Research sheds light on diet of Lapita people

Powerful scientific technology has helped University of Otago researchers to show that some of the likely ancestors of Polynesians were eating fruit bats and chickens in Vanuatu 3000 years ago.

Otago University scientists used stable isotope ratio methods to study 3000-year-old skeletons, and to cast new light on the diet and lives of the enigmatic Lapita people, the likely ancestors of Polynesians.

A key part of the study involved analysing stable isotope ratios of three elements - carbon, nitrogen and sulphur - in the bone collagen of 49 adults buried at the Teouma archaeological site on Vanuatu's Efate Island, research organisers said.

This site was the oldest known cemetery in the Pacific.

''This is a powerful analytic tool,'' study lead author Dr Rebecca Kinaston said of the isotope research.

''It definitely tells you information that you could never gain from any other archaeological resource,'' she said.

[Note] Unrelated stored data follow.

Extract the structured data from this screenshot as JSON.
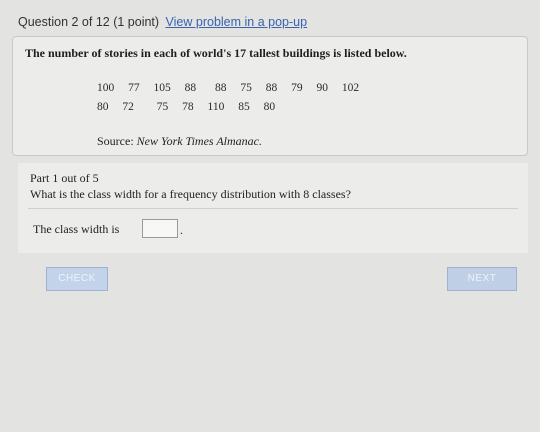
{
  "header": {
    "question_label": "Question 2 of 12 (1 point)",
    "popup_link": "View problem in a pop-up"
  },
  "problem": {
    "statement": "The number of stories in each of world's 17 tallest buildings is listed below.",
    "data_row_1": [
      "100",
      "77",
      "105",
      "88",
      "88",
      "75",
      "88",
      "79",
      "90",
      "102"
    ],
    "data_row_2": [
      "80",
      "72",
      "75",
      "78",
      "110",
      "85",
      "80"
    ],
    "source_prefix": "Source:",
    "source_title": "New York Times Almanac."
  },
  "part": {
    "title": "Part 1 out of 5",
    "question": "What is the class width for a frequency distribution with 8 classes?",
    "answer_label": "The class width is",
    "answer_value": "",
    "answer_suffix": "."
  },
  "buttons": {
    "check_label": "CHECK",
    "next_label": "NEXT"
  }
}
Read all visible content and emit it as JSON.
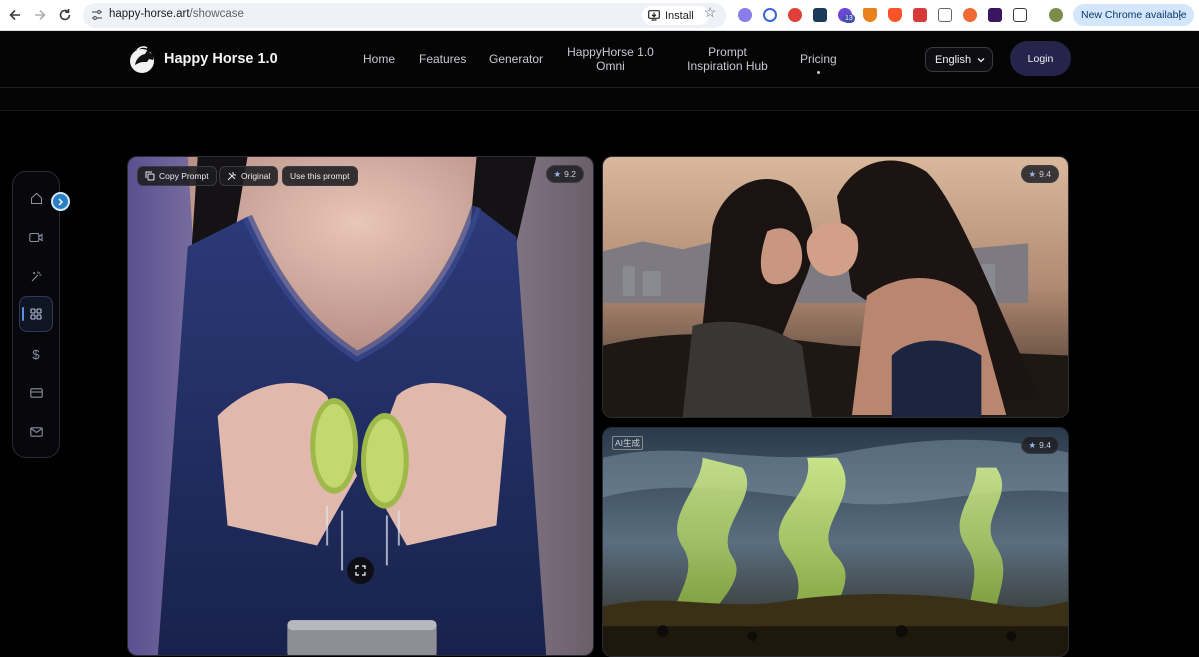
{
  "browser": {
    "url_host": "happy-horse.art",
    "url_path": "/showcase",
    "install_label": "Install",
    "update_label": "New Chrome available",
    "extension_badge": "13"
  },
  "header": {
    "brand": "Happy Horse 1.0",
    "nav": [
      {
        "line1": "Home",
        "line2": ""
      },
      {
        "line1": "Features",
        "line2": ""
      },
      {
        "line1": "Generator",
        "line2": ""
      },
      {
        "line1": "HappyHorse 1.0",
        "line2": "Omni"
      },
      {
        "line1": "Prompt",
        "line2": "Inspiration Hub"
      },
      {
        "line1": "Pricing",
        "line2": ""
      }
    ],
    "language": "English",
    "login": "Login"
  },
  "sidebar": {
    "items": [
      "home-icon",
      "video-icon",
      "sparkle-icon",
      "grid-icon",
      "dollar-icon",
      "card-icon",
      "mail-icon"
    ],
    "active_index": 3
  },
  "gallery": {
    "featured": {
      "actions": [
        "Copy Prompt",
        "Original",
        "Use this prompt"
      ],
      "score": "9.2"
    },
    "card_top_right": {
      "score": "9.4"
    },
    "card_bottom_right": {
      "score": "9.4",
      "tag": "AI生成"
    }
  },
  "colors": {
    "accent": "#5b8fe6",
    "login_bg": "#26244a",
    "background": "#000000"
  }
}
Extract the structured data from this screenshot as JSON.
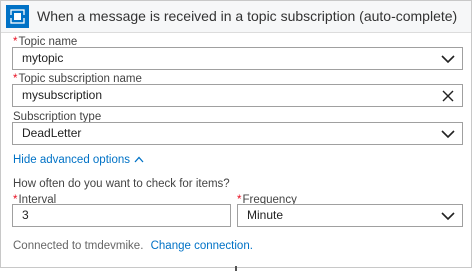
{
  "header": {
    "title": "When a message is received in a topic subscription (auto-complete)",
    "icon": "service-bus-icon"
  },
  "topic_name": {
    "label": "Topic name",
    "value": "mytopic",
    "required": "*"
  },
  "subscription_name": {
    "label": "Topic subscription name",
    "value": "mysubscription",
    "required": "*"
  },
  "subscription_type": {
    "label": "Subscription type",
    "value": "DeadLetter"
  },
  "advanced": {
    "label": "Hide advanced options"
  },
  "schedule": {
    "question": "How often do you want to check for items?",
    "interval_label": "Interval",
    "interval_value": "3",
    "frequency_label": "Frequency",
    "frequency_value": "Minute",
    "required": "*"
  },
  "footer": {
    "connected_text": "Connected to tmdevmike.",
    "change_link": "Change connection."
  },
  "colors": {
    "accent": "#0072c6",
    "required": "#e81123",
    "header_bg": "#f6f7f8"
  }
}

She was ''very happy'' and grateful that she could do the isotope analysis work involving ''such an important site''.

The findings, just published in the international journal PLOS ONE, suggest that the early Lapita settlers of Vanuatu ate reef fish, marine turtles, fruit bats, free-range pigs and chickens.

And the settlers were not primarily relying on growing crops for human food and animal fodder.

Dr Kinaston and colleague Associate Prof Hallie Buckley, at the Otago anatomy department, undertook the research in collaboration with the Vanuatu National Museum and researchers from France and Australia.

This was the most detailed analysis of Lapita diet to be undertaken and helped clear up a long-running debate about how the Lapita settlers sustained themselves during their eastward drive across the Pacific, Dr Kinaston said.